I’ve been getting into voiceover projects lately, and it’s time I documented my recording setup. For those new to this subject, the key challenge in making high-quality voice recordings is setting up a “treated space.” There’s a whole literature on sound treatment, but the essence of it for this purpose is to kill all echoes in the recording room.
It’s harder than you might think.
My carpeted home office sounds like it has fine acoustics on my podcasting mic, but with even a prosumer-quality voiceover mic, it sounds like I’m at the bottom of a well. For serious voice work, I needed to build a space surrounded by sound-deadening materials, and I wanted to do it as cheaply and quickly as possible.
There are numerous tutorials online about constructing a basic voiceover booth, but they all seem to include an idea that offends me as a former construction worker: using PVC pipe as a structural support. I will now embark on a minor tirade.
Thou shalt not apply structural loads to plumbing pipes.
The biggest problem with pipe is that it’s built and tested only for carrying fluids from point to point. It’ll withstand pressure from inside, but how much load can it carry on the outside before breaking? I don’t know. Neither do you. Neither does the manufacturer.
In addition, PVC is an unsustainably produced plastic, requires noxious glues to hold it together properly, and isn’t particularly cheap if you’re buying it in quantity.
Fortunately, there’s an inexpensive, universally available, sustainably produced material with known load-carrying specifications that can be worked with simple hand tools, nails, and screws: lumber. So that’s what I used to build my booth.
I bought a few warped 2x4s from the rejects bin at the local lumber yard, grabbed some scraps of other sizes from my own leftovers in the garage and shed, and got out my hand saw, screwdriver, hammer, and a handful of fasteners and hardware. For acoustic treatment, I picked up a couple of heavy moving blankets. A voice booth doesn’t have to look good, just sound good.
The photos show how I built it.
Crude but effective voice booth. Pardon the mess.
Here’s a photo of the finished booth in the corner of the (cluttered) basement, with the blankets mostly removed to show the structure.
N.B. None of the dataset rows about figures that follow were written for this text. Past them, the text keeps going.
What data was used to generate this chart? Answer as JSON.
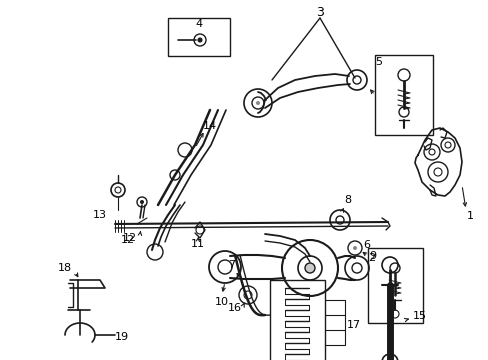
{
  "background_color": "#ffffff",
  "line_color": "#1a1a1a",
  "figure_width": 4.89,
  "figure_height": 3.6,
  "dpi": 100
}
The white material on top is some cloth batting I stapled into place, because the blankets wouldn’t quite reach over.
Screws hold most of the structure together. I had this 1x12 left over from another project, and it made a good brace around the bottom to keep the sides from racking. This would work just as well with nails, but the screws were handy and they’ll also be easy to remove when I want to move or modify the booth.
Sophisticated acoustic treatment installation.
Around the top of the frame, I drove nails spaced to fit the grommets on the moving blankets. I overlapped the blankets, but it’s easy to part them like a curtain to step in or out of the booth. The blankets don’t quite reach the floor, so there’s a little bit of ventilation underneath.
A very sturdy bracket.
I had a couple of shelf brackets on hand, but if I’d been buying them specifically for this project, I probably would’ve gone a little smaller. In any case, these support a shelf made of scrap plywood, at a comfortable height for a standing desk. That holds the recording computer, microphone boom, and audio interface.
Hold my script.
Here’s the final setup. I just recently added the rod across the back, which I can hang my iPad from by its folio-style case. That lets me put the script at eye level when I’m facing the mic, while the recording computer is to my right. The overhead light isn’t strictly necessary, but it would be pretty dark in there without it.
The recording computer, by the way, is a decade-old MacBook Air that now runs Linux. It does a lovely job recording with Audacity, and it’s silent.
People who know what they’re talking about have told me that the booth’s audio quality is fine, with no unpleasant resonance or echoes. In addition to audiobooks, I’ve recorded voiceovers for some small indie video games in there, as well as all of my homework for a voiceover class I took this Fall. If I keep doing this, I may want to build a more permanent and sophisticated booth, but at least I know this one won’t collapse on me.